Man unterscheidet die Endknospen, die größer und breit-kegelförmig sind, von den Seitenknospen, die kleiner und spitz-eiförmig sind (Bartels 1993, Roloff 2010). 
Auffallend sind die großen Blattnarben unterhalb der Knospen. Diese sind ebenso sehr groß und herz- beziehungsweise hufeisenförmig.


Knospe von Aesculus hippocastanumKnospe von Aesculus hippocastanumKnospe von Aesculus hippocastanum


Blüten und Blühzeitraum:
Aesculus hippocastanum beginnt im Alter von 10-15 Jahren erstmalig zu blühen (Bartels 1993). Sie blühen meist kurz nach dem Austrieb zwischen April und Mai (Bartels 1993, Roloff 2010). Die Blütenstände befinden sich am Triebende und bestehen aus vielen aufrechtstehenden Blüten (Bartels 1993, Roloff 2010). Die Blüten sind sowohl männlich, als auch weiblich oder zwittrig (Bartels 1993, Roloff 2010). Die einzelne Blüte besteht aus 5 Kelchblättern sowie 5 weißen, am Rande gewellten Kronblättern (Roloff 2010). Zwei der Kronblätter sind größer und haben mittig ein Saftmal das zunächst gelb, später dann rot verfärbt ist (Bartels 1993). Außerdem besitzt sie noch 7 Staubblätter sowie einen oberständigen Fruchtknoten (Roloff 2010). Die Bestäubung findet primär durch Hummeln, aber auch durch Bienen, statt (Bartels 1993, Roloff 2010).

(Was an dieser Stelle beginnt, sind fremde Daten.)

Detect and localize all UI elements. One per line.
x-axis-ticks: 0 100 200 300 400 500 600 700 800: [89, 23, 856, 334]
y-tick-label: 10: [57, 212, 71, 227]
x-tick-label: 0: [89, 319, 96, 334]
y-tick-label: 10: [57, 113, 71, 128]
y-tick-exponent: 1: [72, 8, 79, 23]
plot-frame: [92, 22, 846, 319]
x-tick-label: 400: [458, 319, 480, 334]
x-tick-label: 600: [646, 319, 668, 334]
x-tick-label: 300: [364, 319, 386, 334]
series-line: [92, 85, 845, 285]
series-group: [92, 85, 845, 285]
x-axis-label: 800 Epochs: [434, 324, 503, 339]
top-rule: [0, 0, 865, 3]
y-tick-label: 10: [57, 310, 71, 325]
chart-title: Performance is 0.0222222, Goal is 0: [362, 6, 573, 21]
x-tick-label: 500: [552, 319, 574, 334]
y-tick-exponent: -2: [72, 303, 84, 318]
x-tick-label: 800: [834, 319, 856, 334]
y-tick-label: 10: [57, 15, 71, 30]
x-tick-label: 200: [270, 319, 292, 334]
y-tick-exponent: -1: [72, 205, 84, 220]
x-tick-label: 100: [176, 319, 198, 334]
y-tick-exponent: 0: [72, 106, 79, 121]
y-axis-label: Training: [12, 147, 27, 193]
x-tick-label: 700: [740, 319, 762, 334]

BlütenstandBlütenstand mit einzelnen Blüten

Früchte und Samen:
Die Früchte werden von September bis Oktober reif (Roloff 2010).
Sie sind hellgrün, kugelig, fleischig weich und von außen mit Stacheln besetzt (Bartels 19939, Roloff 2010). Die Früchte werden bis zu 6cm groß (Roloff 2010).
Innen bilden sich bis zu 3 Fächer in denen sich die Samen befinden. Die Samen sind rund und teilweise einseitig abgeflacht. Die reifen Samen haben eine feste Schale und sind rotbraun bis dunkelbraun mit einem deutlich helleren runden „Nabelfleck“ (Bartels 1993, Roloff 2010).
Wenn die Früchte reif sind platzen sie auf und entlassen die Samen (Bartels 1993, Roloff 2010). Bei Aesculus hippocastanum ist die Keimung hypogäisch (Bartels 1993).


Rinde:
Bei jungen Bäumen glatt, hellolivbraun mit heraus gewölbten Lenticellen (Bartels 1993). Im Alter ist die Borke unregelmäßig rechteckig schuppig. Graubraun (Bartels 1993, Godet 2011).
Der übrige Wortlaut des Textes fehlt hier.